Since the passage of SB 375 a decade ago, climate change and housing issues have remained high priorities in the state legislature, with especially notable movement in the last year. In July of 2017, the state renewed its commitment to the cap-and-trade program through the end of 2030. In September, Governor Jerry Brown signed a package of bills aimed at building more affordable housing, and the recent state budget boosted spending to prevent homelessness and supports a $2-billion bond for homeless housing on the November ballot. And earlier this year, a controversial proposal to increase housing density near transit—Senate Bill 827—garnered national attention for its sweeping ambition. Though the bill died in its first committee hearing, it succeeded in elevating the debate around the need to meaningfully couple the state’s environmental and housing goals.
As policymakers continue to work towards more climate-aligned housing strategies and housing-aligned climate strategies, we might start by understanding the successes and challenges of the most important existing legislation that ties the two issues.
How have the housing provisions of SB 375 been implemented? Today the Terner Center is releasing an analysis exploring these questions in an effort to better understand how the state is positioned to advance these goals.

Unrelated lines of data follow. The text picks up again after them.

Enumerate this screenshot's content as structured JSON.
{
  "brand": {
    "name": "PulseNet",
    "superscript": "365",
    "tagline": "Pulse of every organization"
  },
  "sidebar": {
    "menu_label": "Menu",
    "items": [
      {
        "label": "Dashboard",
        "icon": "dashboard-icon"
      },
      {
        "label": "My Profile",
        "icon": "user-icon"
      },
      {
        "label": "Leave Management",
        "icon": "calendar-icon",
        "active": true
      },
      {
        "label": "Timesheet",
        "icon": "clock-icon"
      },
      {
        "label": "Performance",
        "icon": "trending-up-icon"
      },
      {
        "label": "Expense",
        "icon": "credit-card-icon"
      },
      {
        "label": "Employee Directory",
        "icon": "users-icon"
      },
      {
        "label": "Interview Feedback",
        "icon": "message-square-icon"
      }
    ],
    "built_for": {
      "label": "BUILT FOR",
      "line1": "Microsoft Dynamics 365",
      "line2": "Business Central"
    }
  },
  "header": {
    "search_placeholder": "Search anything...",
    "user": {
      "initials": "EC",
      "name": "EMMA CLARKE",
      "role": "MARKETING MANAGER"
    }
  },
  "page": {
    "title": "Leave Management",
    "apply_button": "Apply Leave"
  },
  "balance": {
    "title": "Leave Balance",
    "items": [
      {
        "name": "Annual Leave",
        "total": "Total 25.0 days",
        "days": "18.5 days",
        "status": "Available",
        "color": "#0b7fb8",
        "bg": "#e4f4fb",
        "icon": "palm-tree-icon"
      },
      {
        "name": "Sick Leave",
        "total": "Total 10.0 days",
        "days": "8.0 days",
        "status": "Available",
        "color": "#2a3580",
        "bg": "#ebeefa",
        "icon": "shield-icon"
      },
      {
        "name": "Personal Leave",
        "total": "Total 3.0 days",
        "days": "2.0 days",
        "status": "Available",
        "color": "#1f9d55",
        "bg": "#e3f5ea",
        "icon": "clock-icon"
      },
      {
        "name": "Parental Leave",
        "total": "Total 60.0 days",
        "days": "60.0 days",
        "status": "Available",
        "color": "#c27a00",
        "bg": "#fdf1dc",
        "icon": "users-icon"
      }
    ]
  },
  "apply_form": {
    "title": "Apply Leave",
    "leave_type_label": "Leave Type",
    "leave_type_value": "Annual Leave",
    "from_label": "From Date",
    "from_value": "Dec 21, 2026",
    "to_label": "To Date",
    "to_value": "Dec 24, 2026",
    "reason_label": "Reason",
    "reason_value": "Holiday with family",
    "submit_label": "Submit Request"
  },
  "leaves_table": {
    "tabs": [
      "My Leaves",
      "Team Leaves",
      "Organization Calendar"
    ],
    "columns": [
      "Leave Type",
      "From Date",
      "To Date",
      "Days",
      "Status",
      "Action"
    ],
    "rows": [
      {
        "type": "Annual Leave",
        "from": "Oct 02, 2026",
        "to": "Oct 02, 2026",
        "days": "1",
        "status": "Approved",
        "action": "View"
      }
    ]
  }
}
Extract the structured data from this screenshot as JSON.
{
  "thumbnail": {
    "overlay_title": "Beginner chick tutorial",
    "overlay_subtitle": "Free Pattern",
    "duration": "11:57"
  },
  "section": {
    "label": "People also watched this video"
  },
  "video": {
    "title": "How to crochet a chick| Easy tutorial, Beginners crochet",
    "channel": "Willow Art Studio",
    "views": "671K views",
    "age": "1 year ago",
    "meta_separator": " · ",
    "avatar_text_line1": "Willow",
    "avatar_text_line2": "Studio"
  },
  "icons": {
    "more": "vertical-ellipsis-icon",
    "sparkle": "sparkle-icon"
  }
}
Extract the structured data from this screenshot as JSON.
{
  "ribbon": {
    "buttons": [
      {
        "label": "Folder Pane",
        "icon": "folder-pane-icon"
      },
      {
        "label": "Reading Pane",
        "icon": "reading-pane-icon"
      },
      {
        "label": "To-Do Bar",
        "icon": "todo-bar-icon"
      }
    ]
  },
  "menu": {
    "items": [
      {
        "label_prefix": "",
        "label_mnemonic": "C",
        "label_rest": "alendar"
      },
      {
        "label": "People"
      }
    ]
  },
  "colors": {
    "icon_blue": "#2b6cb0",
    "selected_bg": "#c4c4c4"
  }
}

Overall, our researchers found that SB 375 is an important and necessary step towards aligning housing and sustainability goals, and has deeply influenced the regional planning process in California. However, the law’s impact is limited by insufficient incentives and enforcement mechanisms. On its own, and without increased funding and facilitation, SB 375 cannot sufficiently impact development patterns to meaningfully meet California’s urgent affordable housing and sustainability needs. We conclude the paper with a discussion of the importance of incentives, enforcement, capacity and accountability in ensuring SB 375 can realize it’s essential purpose and goals in the future.